林曼把陣地從村頭樹下轉移到了後山那片河堤旁,離蘆葦蕩很近,要是孩子們進步快學的快了,她還會進去摸幾個野鴨蛋出來,烤了給他們吃作為獎勵,但是會嚴肅警告他們,不讓他們靠近蘆葦蕩。
幾天下來,她光顧着攢積分了,差點忘記另一樁大事。
哼哼,她可不是原主林二妮,張秀梅想就這麽把她打發了可沒這麽簡單。
這天早上起來,林曼難受的舒展了下身體,大衣櫃睡的她渾身酸疼,墊了兩層被子都不行,這兩天絕對得給它換掉。
林曼起床後先找出原來的破衣服穿上,幸虧沒扔,今天還要排上大用場呢。
早飯她就簡單的攤了兩張蛋餅,裏面還加了點徐紅蓮給她的小蔥,黃黃綠綠的看着很有食欲,配着白粥她都給吃完了。
吃過早飯後林曼在屋裏轉了一圈,把她後來陸續添置的東西全都收進了背包裏,查看沒有遺漏後這才出門。

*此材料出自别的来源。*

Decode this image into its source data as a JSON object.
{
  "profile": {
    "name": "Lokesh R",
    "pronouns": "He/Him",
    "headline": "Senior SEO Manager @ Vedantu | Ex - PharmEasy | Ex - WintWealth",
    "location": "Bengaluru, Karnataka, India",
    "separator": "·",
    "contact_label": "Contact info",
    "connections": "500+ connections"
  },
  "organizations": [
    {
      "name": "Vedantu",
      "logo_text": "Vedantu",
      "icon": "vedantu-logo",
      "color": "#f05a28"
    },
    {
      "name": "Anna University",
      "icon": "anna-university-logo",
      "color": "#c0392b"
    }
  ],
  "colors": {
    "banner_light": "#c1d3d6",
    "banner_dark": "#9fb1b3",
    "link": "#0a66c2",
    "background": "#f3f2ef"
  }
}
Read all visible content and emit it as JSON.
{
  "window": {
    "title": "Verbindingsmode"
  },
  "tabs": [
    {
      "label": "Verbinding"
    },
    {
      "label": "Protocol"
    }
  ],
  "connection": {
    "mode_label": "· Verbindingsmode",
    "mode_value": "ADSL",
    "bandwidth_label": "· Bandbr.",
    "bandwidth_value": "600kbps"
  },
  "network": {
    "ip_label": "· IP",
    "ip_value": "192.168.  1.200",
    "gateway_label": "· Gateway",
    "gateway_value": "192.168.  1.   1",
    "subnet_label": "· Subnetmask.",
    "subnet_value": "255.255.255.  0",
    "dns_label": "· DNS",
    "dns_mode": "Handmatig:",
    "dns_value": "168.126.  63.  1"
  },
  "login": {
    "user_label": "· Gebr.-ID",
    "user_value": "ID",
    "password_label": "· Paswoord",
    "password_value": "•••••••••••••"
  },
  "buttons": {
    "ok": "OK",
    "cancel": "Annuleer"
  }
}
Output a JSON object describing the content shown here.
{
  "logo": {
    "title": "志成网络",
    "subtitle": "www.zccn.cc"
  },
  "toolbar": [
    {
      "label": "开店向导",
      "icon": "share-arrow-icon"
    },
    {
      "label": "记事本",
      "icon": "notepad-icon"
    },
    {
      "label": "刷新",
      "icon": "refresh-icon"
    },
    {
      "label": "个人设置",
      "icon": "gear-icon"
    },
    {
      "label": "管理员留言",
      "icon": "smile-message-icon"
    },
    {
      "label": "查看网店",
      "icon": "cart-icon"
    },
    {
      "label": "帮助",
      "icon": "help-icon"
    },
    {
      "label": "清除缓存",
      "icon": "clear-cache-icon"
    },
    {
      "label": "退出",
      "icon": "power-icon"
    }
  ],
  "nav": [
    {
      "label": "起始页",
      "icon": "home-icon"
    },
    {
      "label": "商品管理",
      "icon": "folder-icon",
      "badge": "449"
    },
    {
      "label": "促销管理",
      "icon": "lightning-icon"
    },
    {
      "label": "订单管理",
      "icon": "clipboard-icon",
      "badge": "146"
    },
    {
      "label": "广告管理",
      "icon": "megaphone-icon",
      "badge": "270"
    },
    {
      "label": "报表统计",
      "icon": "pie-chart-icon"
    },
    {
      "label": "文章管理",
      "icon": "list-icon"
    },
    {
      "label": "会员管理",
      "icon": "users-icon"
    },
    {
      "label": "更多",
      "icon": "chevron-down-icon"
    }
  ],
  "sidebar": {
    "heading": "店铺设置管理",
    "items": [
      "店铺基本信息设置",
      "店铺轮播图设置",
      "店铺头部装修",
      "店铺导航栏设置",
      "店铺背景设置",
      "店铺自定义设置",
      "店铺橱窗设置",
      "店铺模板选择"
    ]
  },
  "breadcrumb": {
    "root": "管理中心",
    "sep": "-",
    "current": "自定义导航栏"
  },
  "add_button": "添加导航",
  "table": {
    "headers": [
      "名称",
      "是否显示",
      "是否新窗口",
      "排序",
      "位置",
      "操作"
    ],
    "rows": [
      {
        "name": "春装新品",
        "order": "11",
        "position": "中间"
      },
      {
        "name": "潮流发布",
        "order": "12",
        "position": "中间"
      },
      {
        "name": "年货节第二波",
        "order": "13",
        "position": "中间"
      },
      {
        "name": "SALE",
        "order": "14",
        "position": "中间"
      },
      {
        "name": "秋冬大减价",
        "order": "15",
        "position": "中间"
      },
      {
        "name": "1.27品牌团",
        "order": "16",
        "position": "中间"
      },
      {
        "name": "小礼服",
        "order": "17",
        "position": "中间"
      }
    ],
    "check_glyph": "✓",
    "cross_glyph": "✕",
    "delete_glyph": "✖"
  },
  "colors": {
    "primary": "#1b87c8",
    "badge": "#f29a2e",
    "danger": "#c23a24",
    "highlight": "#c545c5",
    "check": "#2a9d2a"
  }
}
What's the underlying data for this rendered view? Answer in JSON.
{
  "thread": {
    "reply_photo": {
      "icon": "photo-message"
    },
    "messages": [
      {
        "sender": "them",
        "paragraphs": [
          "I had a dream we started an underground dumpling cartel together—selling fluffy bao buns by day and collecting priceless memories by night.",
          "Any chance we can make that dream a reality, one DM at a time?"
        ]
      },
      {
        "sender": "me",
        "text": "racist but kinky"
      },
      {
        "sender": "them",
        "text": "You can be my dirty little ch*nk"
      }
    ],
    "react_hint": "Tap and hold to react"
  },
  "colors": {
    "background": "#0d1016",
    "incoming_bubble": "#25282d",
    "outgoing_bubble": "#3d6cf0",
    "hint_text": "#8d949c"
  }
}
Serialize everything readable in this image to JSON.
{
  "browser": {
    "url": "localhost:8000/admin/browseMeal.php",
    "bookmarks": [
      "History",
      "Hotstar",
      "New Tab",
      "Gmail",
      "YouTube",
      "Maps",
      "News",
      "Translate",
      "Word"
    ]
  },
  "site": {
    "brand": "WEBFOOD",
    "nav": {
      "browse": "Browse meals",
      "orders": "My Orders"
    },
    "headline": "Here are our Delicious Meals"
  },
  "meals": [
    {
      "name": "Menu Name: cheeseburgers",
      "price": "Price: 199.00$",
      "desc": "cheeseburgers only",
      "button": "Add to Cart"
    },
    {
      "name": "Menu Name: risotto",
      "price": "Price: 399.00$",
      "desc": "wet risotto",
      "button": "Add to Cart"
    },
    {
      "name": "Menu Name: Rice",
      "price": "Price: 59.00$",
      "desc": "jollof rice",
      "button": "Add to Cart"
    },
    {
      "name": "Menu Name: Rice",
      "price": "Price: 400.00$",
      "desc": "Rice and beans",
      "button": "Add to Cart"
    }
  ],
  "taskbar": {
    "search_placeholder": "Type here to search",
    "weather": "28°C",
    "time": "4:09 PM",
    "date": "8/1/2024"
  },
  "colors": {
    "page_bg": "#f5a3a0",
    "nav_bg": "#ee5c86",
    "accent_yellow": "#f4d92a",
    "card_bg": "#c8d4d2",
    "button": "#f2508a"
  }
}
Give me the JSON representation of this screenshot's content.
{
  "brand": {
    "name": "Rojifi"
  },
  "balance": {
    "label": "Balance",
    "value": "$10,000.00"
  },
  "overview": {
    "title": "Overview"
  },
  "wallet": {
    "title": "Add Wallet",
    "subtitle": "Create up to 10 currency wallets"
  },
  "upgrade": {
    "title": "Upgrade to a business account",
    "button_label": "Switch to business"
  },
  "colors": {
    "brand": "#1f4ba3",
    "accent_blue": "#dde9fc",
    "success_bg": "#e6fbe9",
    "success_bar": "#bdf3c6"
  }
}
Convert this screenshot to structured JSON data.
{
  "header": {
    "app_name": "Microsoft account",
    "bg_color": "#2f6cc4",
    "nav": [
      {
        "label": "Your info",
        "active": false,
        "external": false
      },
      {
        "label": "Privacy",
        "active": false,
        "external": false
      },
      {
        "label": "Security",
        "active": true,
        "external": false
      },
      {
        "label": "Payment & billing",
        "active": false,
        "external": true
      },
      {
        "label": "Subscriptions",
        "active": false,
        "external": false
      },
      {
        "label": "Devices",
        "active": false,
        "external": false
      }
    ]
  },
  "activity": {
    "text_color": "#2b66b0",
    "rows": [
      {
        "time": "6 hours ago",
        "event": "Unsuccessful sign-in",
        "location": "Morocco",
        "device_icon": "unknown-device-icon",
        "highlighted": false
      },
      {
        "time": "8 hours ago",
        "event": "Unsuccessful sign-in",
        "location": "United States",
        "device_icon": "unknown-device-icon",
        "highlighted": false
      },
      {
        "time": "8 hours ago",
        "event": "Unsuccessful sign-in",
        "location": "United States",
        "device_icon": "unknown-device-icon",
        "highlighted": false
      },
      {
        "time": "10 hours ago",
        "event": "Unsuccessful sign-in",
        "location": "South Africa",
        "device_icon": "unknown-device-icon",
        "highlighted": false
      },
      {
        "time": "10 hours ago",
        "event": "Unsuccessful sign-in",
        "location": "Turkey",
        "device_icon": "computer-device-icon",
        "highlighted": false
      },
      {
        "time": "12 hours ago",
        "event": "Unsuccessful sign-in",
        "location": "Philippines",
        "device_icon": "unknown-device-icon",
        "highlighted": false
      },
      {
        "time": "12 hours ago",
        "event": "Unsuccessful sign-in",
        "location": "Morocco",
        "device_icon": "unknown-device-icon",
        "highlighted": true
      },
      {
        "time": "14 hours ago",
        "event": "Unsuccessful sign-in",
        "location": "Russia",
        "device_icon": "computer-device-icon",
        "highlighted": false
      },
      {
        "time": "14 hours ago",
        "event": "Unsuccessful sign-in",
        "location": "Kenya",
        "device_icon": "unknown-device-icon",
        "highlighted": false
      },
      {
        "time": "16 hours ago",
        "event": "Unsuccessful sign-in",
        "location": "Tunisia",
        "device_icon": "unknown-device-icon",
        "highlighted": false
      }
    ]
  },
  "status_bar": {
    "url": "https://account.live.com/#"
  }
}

林曼出來後直奔後山挖野菜的方向,現在這個時候這邊幾乎已經沒有可以吃的野菜了,平常也很少人過來,不過她今天的目的不是野菜,挖不挖的到都沒關系。
第六大隊大隊長的家位于村頭的位置,陸長春家人口不多,老爹活着時做主分了家,如今家裏就他老娘和妻子,還有大兒子一家和沒成家的二兒子小閨女。
鐵栓是他的大兒子,大名陸建東,不過家裏人都愛喊他小名,現在都結婚了長輩們也一樣喊鐵栓。
早上起來一家人吃過飯,陸長春帶着大兒子去上工,他二兒子在縣城鋼鐵廠上班,一周回來一次,小閨女還在讀書,最近活不多,家裏上工的人也不多。
前兩天下了場雨,吃過飯,隊長媳婦和婆婆一人挎個竹籃子,打算去後山樹林裏撿點蘑菇回來。
倆人剛準備出門,徐紅蓮和另外一個婦女就挎着籃子過來催着一起去。
四人閑聊者往後山的方向走,路上又碰見兩個目的一樣的村裏人,一行人就走到了一起。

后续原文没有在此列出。